What I want to achieve is list all the discussions that user contributed to, so that I can present those to him. Now, what I don't understand is what is the most REST-full way to do this.

My thinking is:

  1. Maintain a list of discussions for the user. In that case, the user resource would roughly look like:

     user = {
       "id": "myId",
       "name": "MyName",
       "discussionIds": [<listOfDiscussionsImPartOf>]
     }
    

If this is my representation, what happens when user tries to post into discussion that he previously didn't post? My understanding is than in that case the POST /disucssions/:id/posts should be executed to create another post.

But then, who is updating user/:userId/discussionIds? Is that client or server duty? If it's server duty, how do I force cache invalidation for that resource (user/:userId/discussions)? so that I get fresh data on following GET user/:userId/discussions

  1. Don't maintain a list of discussions in user resource.

In this case, how do I filter discussions that user is part of? I was thinking of using query string with GET operation, but then again, how do I write query that will filter resource based on existence of provided param in it's array? For clarity purposes, I'm looking for something like:

GET api.something.com/discussions?where userId in discussion.usersIds

Hope you can answer my questions. Thanks in advance

CodePudding user response:

Maintain a list of discussions for the user.

Yup, that's fine.

what happens when user tries to post into discussion that he previously didn't post? My understanding is than in that case the POST /disucssions/:id/posts should be executed to create another post.

That's a choice that you get to make.

Think about how we do this sort of thing on the web. You want to send a question to stack overflow, so you load a form, and you type a bunch of information into that form, and you submit it. The outcome is that the web browser sends a POST request, and the request-target is...?

Well, on the web it's whatever target stack overflow put into the metadata of the form itself. You the user don't care where it goes, you just push the button. The browser doesn't care either - it just copies the meta data from the form into the HTTP request. So the authority that controls the form also gets to choose which resource should be the target.

So you could, if you wanted to, have all the forms get submitted to the same resource. Or you could have a separate resource for each kind of form. Or a separate resource for each kind of form for each web page.

But the really interesting option is to identify the most important web page that will be changed if the form submission is handled correctly, because HTTP has cache-invalidation rules that will prevent compliant caches from re-using responses that may have been changed by your request.

Alas, when successful form processing will modify multiple resources, then you have to choose (only one request-target per request).

Of course, form submission is just an example case: all unsafe requests (POST/PUT/PATCH etc) share the same cache-invalidation rules.

how do I write query that will filter resource based on existence of provided param in it's array?

You don't filter resources; you GET a resource whose representation is the list filtered by the constraint you want.

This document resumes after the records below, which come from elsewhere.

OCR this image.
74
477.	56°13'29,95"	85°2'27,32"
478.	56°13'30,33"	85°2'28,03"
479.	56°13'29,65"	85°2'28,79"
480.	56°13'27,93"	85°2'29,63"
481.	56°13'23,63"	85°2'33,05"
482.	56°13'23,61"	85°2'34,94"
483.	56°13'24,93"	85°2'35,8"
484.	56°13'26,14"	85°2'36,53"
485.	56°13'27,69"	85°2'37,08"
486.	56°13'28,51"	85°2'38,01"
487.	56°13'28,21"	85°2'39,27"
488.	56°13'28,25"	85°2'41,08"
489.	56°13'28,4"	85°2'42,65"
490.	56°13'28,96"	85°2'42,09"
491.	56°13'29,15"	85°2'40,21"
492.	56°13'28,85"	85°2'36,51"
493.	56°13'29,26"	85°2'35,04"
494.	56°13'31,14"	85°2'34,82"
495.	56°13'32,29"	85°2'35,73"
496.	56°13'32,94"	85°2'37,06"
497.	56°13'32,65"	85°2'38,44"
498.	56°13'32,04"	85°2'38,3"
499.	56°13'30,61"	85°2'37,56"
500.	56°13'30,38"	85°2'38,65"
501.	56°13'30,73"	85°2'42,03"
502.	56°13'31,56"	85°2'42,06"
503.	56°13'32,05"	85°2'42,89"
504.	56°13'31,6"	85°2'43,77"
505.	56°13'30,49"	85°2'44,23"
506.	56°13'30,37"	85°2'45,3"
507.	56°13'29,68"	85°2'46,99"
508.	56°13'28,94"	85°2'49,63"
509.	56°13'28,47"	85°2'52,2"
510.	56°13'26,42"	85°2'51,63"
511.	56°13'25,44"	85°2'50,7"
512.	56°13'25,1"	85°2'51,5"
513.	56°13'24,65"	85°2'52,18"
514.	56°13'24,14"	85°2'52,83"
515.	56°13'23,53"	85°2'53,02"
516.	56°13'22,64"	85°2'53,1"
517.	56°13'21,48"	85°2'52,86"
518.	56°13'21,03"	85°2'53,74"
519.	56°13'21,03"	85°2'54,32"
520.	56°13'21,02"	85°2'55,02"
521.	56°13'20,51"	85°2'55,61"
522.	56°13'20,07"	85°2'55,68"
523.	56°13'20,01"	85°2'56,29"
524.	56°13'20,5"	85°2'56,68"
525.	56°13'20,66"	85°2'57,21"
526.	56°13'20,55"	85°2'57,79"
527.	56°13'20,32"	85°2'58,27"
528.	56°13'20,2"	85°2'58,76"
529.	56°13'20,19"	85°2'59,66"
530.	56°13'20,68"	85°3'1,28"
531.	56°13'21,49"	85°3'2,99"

/user-discussions?userId=12345

That's a perfectly fine identifier for a resource with a representation that is a list of discussions relevant to user 12345. How it is that you obtain that representation is an implementation detail - the web doesn't care.

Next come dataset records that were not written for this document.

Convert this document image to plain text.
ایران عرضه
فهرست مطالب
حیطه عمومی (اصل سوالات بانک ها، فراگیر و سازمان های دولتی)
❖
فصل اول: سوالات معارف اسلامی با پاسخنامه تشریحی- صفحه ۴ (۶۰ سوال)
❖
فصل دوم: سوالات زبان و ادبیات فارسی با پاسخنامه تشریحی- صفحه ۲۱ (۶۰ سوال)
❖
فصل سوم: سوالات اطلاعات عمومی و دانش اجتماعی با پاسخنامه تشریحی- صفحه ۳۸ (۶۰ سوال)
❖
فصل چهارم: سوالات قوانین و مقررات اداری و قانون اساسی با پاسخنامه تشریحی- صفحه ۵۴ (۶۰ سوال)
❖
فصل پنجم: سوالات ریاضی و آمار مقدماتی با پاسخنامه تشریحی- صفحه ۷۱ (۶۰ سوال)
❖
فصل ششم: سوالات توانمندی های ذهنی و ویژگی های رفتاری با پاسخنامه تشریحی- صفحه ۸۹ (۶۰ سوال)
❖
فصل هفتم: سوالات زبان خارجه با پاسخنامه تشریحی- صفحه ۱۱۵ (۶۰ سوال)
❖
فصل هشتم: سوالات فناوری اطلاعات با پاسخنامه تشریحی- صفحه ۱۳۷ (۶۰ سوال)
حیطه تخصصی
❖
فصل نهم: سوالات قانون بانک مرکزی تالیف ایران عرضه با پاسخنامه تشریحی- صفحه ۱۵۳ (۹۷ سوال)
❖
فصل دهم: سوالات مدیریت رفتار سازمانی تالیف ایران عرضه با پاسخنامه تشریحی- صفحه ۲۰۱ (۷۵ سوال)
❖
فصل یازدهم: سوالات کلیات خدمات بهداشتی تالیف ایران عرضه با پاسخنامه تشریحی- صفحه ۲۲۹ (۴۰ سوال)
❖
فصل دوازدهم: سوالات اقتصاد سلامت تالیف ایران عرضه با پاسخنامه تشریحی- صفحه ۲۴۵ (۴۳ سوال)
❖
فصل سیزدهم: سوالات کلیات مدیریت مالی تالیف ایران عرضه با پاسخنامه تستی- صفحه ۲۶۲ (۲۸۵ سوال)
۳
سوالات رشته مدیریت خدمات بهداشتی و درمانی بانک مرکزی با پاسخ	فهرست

A common example would be to extract the userId from the query string and then to use it as a parameter in a prepared statement.

There's nothing magic about using a query string (although it is convenient on the web, because we can use forms to allow the user to provide a userId value); making the id part of the path would also be fine.

URI design (specifically, the origin-form of the URI) is about identifying the people who care about the spelling of your identifiers, and making trade offs among their different concerns (the concerns of the writers producing your documentation aren't quite the same as your operators who are reading web logs, and those aren't quite the same as customers reading through their browser history, and so on).